In early September, former Disney CEO Bob Iger was the latest to predict linear TV’s incoming death. If the decline of linear audiences is nothing new, TV advertising has remained stable and overcome the cord-cutting hurdles until now. Subscribers were leaving but ad money was staying. However, the acceleration of the cord-cutting trend, even hitting virtual MVPDs, added to the increasing amount of sports rights awarded to streaming platforms, may spell the end of this anomaly.
If the pay-TV market has been struggling for many years already, the cord-cutting trend has even strengthened in 2022. The five largest traditional video providers (cable operators Comcast and Charter, together with Dish and DirecTV), which account for around two-thirds of the total US pay TV market, have experienced a decline in their subscriber base by more than 7 percent in nine months. For the majority of them, the falling rate has worsened quarter after quarter.

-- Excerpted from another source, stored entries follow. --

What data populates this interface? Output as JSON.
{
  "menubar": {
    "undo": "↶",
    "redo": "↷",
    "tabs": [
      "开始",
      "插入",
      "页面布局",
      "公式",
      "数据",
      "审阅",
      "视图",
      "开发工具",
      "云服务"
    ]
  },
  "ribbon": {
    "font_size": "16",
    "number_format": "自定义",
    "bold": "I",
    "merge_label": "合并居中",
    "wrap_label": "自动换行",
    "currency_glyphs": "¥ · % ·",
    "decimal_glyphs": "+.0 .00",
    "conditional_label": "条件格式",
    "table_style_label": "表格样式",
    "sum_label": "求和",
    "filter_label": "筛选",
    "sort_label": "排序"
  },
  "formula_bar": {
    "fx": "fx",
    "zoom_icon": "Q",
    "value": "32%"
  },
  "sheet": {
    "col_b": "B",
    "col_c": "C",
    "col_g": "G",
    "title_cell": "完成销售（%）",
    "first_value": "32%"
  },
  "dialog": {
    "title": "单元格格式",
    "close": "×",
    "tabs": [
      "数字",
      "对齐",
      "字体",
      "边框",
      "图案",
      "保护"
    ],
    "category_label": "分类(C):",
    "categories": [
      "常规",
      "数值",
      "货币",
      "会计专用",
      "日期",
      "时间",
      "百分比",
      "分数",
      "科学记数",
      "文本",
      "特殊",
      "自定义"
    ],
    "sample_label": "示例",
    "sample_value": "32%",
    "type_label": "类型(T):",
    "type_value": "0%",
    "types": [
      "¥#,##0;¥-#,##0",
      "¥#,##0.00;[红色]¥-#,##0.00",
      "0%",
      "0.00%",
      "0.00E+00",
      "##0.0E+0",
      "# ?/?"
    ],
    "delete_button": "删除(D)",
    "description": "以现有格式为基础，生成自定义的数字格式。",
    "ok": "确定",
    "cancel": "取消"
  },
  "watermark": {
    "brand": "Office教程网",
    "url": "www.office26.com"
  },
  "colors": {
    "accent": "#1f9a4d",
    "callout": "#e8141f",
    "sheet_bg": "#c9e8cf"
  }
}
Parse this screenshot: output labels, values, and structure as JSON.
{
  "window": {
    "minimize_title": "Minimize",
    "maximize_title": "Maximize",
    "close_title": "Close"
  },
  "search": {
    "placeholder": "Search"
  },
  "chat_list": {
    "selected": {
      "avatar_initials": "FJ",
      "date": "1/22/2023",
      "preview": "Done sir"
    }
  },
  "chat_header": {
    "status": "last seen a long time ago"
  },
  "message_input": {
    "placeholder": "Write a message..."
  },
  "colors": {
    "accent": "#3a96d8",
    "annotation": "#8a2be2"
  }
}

More surprisingly, vMVPDs, which long benefited from people ditching their traditional cable subscription, turn out to be also affected by this phenomenon and were not spared for the first half of the year, experiencing a much lower growth or even a decrease. Hulu Live TV lost around 300K clients in August 2022 but added 400K subscribers in the last financial period. The automatic bundling of the service with Disney+ and ESPN+, which was introduced last December, plays its role in this increase. The end of the year could turn out to be even more critical for Hulu since the termination of the content-sharing deal with NBCUniversal becomes concrete. After posting three consecutive negative quarters and falling to its level prior to 2018, Sling TV also bounced back in the third quarter, adding more than 200K clients. But these positive results should probably be seen in the light of the beginning of a new football season, rather than a real renewed interest in the platform.

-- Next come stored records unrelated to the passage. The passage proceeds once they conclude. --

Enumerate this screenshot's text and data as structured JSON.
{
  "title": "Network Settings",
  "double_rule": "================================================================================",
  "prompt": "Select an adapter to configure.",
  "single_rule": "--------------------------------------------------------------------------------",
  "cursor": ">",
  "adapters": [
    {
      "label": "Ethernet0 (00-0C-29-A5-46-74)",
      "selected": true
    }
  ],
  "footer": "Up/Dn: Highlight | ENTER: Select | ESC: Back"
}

Inevitably, this downward trend cannot remain without consequences in the advertising industry. It is probably a matter of time before the advertisers start deeply following eyeballs, by shifting budgets from linear cable to AVOD. Indeed, Dataxis expects the US AVOD market to overtake the traditional advertising TV market by the end of 2025. This trend should be strengthened by the introduction of an ad-supporter tier by both SVOD giants Netflix and Disney+. This should make up for recent trouble experienced by YouTube, which just posted a negative evolution in its advertising revenue, for the first time.
Sports will play a key role in the shift from linear advertising to streaming platforms. Indeed, sports broadcasting represents not only a significant part of linear advertising budgets but also a type of programming yielding high CPMs-based revenues. Yet, sports has already started to follow the same path from linear cable to digital for a few years, with streamers acquiring dedicated rights packages (like Amazon with the NFL), or broadcasters combining their coverage on both their linear channels and streaming platforms (like ESPN/ABC with ESPN+ or NBC with Peacock). The bidding war between Apple and Amazon to land NFL Sunday Ticket (and replace therefore DirecTV) will be the ultimate example.
Therefore, with sports moving to digital, we can expect a decrease in linear television advertising expenditures, which have so far remained stable over the last years, slightly below the $80 billion level. But until when can linear advertising hold the pressure? The strain should become even stronger when new sports rights deals kick in. For instance, the NBA is reportedly looking to offer a significant amount of games to a streamer, for its next cycle from 2025. Finally, Apple seems to be willing to join Netflix and Disney in the advertising party, looking to build an advertising network around its major exclusive 10-year deal with the MLS from next year. It reinforces the impression that if linear cable TV is doomed, advertising and sports do not intend to go down with the ship.